Я подумала про себя: знал ли немецкий народ о кровавой бойне, которую они праздновали? Да, оказывается, хроники бомбардировок показывали во время выпусков новостей перед сеансом полнометражных фильмов в кинотеатрах. Они знали, что французы потерпели жестокое поражение. Это произошло через два года после Хрустальной ночи. Они знали, что их коллег и товарищей еврейского происхождения взяли на прицел, публично унизили, увезли туда, откуда нет возврата. И все же люди в толпе лучились улыбками и испытывали счастье. Все, что происходило с евреями Европы, с афроамериканцами во время ужасов линчевания Джима Кроу, с коренными американцами, чьи земли грабили, а население – вырезали, с далитами, которых считали настолько низкими, что сама их тень загрязняла вышестоящих, происходило потому, что в любую эпоху заметное большинство было убеждено и открыто для убеждения, что перечисленные группы занимали свое низкое положение и не заслуживали человеческого обращения по справедливому божественному промыслу.
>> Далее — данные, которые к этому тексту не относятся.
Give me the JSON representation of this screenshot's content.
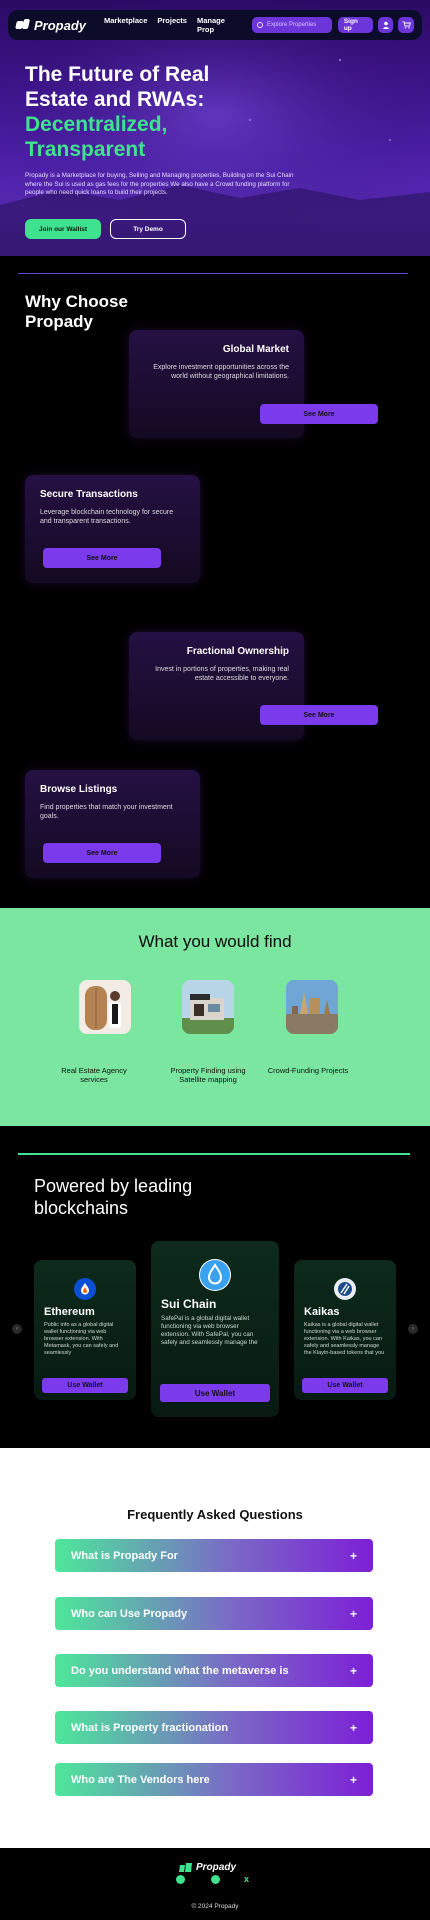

Собравшиеся в тот день в Берлине не были ни хорошими, ни плохими. Они были людьми, неуверенными в себе и восприимчивыми к пропаганде, которая давала им возможность верить в себя, чувствовать себя избранными и важными.
Что бы сделал любой из нас, окажись мы на их месте? Сколько людей на самом деле идут против такой огромной волны кажущейся неизбежности? Многие ли могут видеть зло таким, какое оно есть на самом деле, как оно воздействует на прочих? У кого хватит смелости противостоять множеству людей перед лицом харизматичного полубога, который заставляет вас чувствовать себя лучше, делает частью чего-то большего, чем вы сами, по вашей вере?
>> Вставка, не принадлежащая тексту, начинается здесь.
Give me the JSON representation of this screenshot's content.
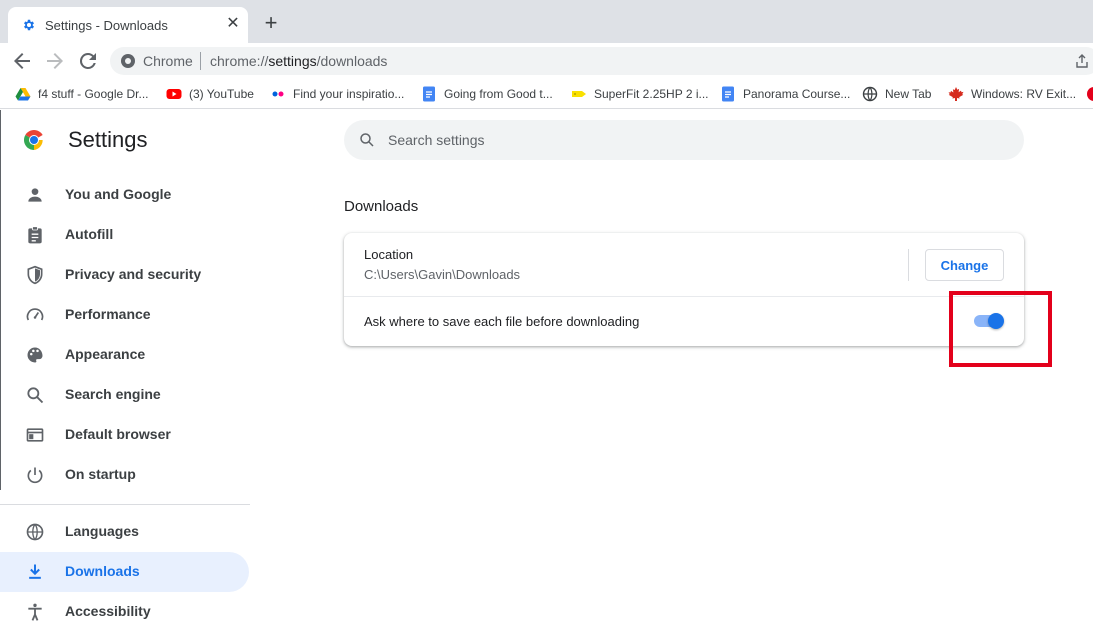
{
  "browser": {
    "tab_title": "Settings - Downloads",
    "tab_close": "✕",
    "new_tab": "+",
    "omnibox_site": "Chrome",
    "url_prefix": "chrome://",
    "url_host": "settings",
    "url_path": "/downloads"
  },
  "bookmarks": [
    {
      "label": "f4 stuff - Google Dr...",
      "icon": "google-drive-icon"
    },
    {
      "label": "(3) YouTube",
      "icon": "youtube-icon"
    },
    {
      "label": "Find your inspiratio...",
      "icon": "flickr-icon"
    },
    {
      "label": "Going from Good t...",
      "icon": "google-docs-icon"
    },
    {
      "label": "SuperFit 2.25HP 2 i...",
      "icon": "tag-icon"
    },
    {
      "label": "Panorama Course...",
      "icon": "google-docs-icon"
    },
    {
      "label": "New Tab",
      "icon": "globe-icon"
    },
    {
      "label": "Windows: RV Exit...",
      "icon": "maple-leaf-icon"
    }
  ],
  "sidebar": {
    "title": "Settings",
    "items": [
      {
        "label": "You and Google",
        "icon": "person-icon"
      },
      {
        "label": "Autofill",
        "icon": "clipboard-icon"
      },
      {
        "label": "Privacy and security",
        "icon": "shield-icon"
      },
      {
        "label": "Performance",
        "icon": "speedometer-icon"
      },
      {
        "label": "Appearance",
        "icon": "palette-icon"
      },
      {
        "label": "Search engine",
        "icon": "search-icon"
      },
      {
        "label": "Default browser",
        "icon": "browser-window-icon"
      },
      {
        "label": "On startup",
        "icon": "power-icon"
      },
      {
        "label": "Languages",
        "icon": "globe-icon"
      },
      {
        "label": "Downloads",
        "icon": "download-icon",
        "active": true
      },
      {
        "label": "Accessibility",
        "icon": "accessibility-icon"
      }
    ]
  },
  "search": {
    "placeholder": "Search settings"
  },
  "downloads": {
    "section_title": "Downloads",
    "location_label": "Location",
    "location_path": "C:\\Users\\Gavin\\Downloads",
    "change_button": "Change",
    "ask_label": "Ask where to save each file before downloading",
    "ask_enabled": true
  },
  "colors": {
    "accent": "#1a73e8",
    "active_bg": "#e8f0fe",
    "highlight": "#e3001b"
  }
}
Каждый из нас сейчас сказал бы себе: я никогда бы не пошел на такой парад, ноги моей не было бы на линчевании. Я бы ни за что не остался в стороне, не говоря уже о том, чтобы радоваться пыткам и сожжению моего собрата здесь, в Америке. И все же десятки тысяч обычных людей жили именно так еще на памяти старшего поколения в Германии, в Индии, на американском Юге. Такое бессердечное равнодушие и отторжение произошло не сразу. Ему всегда предшествовала общенародная потеря веры, разочарование и обиды.